If we want to use it for AQL, we should simply be able to create a second
instance of it with the AQL compilation provider.
Cheers,
Till
On 3 Feb 2017, at 18:57, Taewoo Kim wrote:
Regarding this, I have a question.
Does the new revised HTTP API - Query Service (/query/service) support
AQL?
I am asking this since inside the code, it gets the SQLPP compilation
provider.
public class CCApplicationEntryPoint implements
ICCApplicationEntryPoint {
protected IServlet createServLet(HttpServer server, Lets key,
String...
paths) {
switch (key) {
case QUERY_SERVICE:
return new QueryServiceServlet(server.ctx(), paths,
ccExtensionManager.getSqlppCompilationProvider(),
ccExtensionManager.getQueryTr
anslatorFactory(),
componentProvider);
Best,
Taewoo
On Fri, Feb 3, 2017 at 6:34 PM, Jianfeng Jia <[email protected]>
wrote:
@Yingyi, I’m not saying learning SQL++ is difficult.
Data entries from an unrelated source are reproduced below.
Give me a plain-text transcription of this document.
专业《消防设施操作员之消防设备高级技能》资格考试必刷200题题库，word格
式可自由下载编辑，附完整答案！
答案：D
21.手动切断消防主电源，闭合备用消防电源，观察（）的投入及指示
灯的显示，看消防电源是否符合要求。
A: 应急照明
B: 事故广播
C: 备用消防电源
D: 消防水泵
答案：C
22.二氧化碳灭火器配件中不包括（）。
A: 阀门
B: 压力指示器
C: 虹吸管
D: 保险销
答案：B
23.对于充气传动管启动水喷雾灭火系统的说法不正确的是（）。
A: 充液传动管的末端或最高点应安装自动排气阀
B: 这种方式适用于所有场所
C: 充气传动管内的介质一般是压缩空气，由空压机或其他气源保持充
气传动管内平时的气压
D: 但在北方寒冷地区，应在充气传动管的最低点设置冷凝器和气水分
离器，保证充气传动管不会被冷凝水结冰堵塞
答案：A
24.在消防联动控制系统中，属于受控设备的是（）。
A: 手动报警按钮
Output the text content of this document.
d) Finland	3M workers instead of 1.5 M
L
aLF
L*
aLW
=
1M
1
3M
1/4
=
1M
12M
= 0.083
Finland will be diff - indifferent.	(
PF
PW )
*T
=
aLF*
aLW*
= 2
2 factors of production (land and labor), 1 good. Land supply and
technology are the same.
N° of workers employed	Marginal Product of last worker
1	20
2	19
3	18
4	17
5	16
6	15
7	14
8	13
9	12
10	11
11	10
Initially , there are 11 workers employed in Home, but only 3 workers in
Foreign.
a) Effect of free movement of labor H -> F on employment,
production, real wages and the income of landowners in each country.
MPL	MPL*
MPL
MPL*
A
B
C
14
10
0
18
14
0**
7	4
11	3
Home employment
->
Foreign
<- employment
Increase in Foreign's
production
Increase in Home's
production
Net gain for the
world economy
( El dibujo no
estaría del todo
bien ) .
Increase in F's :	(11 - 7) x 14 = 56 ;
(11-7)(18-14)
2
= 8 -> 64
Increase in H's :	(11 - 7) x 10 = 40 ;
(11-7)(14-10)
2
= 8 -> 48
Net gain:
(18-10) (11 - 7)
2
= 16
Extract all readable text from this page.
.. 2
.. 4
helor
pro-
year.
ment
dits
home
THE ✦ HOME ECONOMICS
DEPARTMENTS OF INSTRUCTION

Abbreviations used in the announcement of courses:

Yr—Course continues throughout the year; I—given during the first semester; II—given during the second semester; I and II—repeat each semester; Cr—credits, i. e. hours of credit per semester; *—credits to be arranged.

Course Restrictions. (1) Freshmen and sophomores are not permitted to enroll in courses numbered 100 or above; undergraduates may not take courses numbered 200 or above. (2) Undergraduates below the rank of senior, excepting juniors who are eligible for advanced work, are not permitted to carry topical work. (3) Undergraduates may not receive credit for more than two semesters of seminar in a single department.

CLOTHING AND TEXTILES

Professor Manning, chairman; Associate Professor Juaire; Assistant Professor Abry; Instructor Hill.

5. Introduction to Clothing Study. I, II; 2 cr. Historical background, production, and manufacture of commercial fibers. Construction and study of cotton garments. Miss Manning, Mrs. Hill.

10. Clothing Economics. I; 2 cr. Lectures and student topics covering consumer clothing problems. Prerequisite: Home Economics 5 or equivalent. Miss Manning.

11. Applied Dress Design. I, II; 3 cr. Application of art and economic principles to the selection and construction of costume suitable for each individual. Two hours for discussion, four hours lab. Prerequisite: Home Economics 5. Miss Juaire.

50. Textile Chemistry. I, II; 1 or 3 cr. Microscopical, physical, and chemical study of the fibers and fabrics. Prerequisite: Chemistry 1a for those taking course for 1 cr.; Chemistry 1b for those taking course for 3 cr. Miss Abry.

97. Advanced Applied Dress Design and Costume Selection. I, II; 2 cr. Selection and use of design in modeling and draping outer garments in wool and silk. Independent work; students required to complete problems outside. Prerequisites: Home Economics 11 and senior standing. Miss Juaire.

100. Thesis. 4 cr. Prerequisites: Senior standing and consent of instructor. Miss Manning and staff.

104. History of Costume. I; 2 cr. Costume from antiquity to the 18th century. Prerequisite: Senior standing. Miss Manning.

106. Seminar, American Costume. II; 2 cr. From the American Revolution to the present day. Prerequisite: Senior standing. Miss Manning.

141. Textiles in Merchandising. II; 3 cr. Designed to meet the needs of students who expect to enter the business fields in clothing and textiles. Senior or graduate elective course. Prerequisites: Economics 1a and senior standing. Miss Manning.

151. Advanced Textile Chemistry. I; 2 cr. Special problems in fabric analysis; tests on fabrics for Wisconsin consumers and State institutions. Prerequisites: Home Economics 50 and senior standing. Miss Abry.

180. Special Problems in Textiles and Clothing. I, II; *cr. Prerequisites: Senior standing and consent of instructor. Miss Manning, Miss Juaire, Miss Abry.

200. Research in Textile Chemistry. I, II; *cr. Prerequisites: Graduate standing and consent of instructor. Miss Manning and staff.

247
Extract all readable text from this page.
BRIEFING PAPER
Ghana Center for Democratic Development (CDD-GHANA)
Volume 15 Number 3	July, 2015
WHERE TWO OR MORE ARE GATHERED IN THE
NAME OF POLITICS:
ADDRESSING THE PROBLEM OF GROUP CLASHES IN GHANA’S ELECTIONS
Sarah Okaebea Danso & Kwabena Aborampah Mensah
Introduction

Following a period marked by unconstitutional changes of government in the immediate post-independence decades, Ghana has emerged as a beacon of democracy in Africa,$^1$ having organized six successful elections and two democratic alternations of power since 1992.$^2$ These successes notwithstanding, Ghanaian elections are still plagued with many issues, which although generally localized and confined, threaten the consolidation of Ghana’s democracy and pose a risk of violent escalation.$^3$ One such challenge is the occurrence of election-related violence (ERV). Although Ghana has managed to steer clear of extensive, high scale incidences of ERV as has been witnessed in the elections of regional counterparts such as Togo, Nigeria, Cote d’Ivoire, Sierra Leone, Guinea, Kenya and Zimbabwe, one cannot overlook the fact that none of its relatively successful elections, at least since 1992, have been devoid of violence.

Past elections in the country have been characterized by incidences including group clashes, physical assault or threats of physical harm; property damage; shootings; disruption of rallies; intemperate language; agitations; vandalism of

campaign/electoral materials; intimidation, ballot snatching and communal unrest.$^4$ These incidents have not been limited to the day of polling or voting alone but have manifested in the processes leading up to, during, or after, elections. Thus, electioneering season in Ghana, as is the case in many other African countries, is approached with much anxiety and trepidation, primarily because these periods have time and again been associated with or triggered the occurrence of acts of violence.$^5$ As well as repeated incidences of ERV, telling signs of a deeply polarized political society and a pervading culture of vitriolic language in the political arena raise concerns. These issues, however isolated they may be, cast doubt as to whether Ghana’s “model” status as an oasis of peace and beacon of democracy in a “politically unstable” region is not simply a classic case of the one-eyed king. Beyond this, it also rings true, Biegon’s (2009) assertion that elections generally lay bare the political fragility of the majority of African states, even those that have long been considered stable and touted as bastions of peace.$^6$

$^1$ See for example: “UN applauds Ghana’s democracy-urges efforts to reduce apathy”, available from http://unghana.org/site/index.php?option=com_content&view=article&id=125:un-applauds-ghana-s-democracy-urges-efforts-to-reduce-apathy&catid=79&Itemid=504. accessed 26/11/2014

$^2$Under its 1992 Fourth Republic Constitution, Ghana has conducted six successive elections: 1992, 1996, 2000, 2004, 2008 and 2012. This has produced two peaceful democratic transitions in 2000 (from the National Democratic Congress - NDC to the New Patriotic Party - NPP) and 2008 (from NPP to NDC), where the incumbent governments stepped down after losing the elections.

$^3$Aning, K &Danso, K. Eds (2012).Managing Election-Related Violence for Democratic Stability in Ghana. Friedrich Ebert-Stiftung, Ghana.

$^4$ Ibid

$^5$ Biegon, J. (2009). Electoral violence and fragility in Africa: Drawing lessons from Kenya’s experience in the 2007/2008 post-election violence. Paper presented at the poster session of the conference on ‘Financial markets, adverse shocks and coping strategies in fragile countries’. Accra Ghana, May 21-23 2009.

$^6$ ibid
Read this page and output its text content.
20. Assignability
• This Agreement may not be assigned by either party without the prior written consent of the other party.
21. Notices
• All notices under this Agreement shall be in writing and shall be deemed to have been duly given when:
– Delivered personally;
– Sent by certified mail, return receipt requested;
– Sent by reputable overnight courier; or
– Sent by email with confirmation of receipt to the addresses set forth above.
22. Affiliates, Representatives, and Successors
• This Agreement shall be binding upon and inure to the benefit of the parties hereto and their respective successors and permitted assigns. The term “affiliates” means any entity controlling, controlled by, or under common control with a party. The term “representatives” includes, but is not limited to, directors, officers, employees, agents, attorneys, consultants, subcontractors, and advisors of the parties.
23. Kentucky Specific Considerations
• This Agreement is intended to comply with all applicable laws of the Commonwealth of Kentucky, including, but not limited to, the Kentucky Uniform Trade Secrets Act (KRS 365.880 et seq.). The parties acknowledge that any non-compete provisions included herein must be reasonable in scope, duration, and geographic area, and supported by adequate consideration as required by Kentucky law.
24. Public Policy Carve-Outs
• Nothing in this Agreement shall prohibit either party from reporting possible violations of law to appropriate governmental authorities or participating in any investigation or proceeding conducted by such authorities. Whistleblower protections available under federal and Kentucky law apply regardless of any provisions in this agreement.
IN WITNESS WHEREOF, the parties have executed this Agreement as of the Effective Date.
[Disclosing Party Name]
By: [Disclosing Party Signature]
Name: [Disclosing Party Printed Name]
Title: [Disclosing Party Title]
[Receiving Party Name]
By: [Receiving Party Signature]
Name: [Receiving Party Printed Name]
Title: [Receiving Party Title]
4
Currently, we have a class called AQLGenerator that can translate the
Cloudberry request syntax to AQL. It took us several weeks finishing
it.
I guess it will take similar time to write a SQLPPGenerator to achieve
the
same goal.
As long as the RESTFul API can accept AQL, we don’t need to spend time
to
implement a new generator.
On Feb 3, 2017, at 6:02 PM, Yingyi Bu <[email protected]> wrote:
It will be a hard work to switch to SQL++.
Why translating to SQL++ is harder than AQL? I wonder if the current
SQL++
language design and implementation misses some key pieces.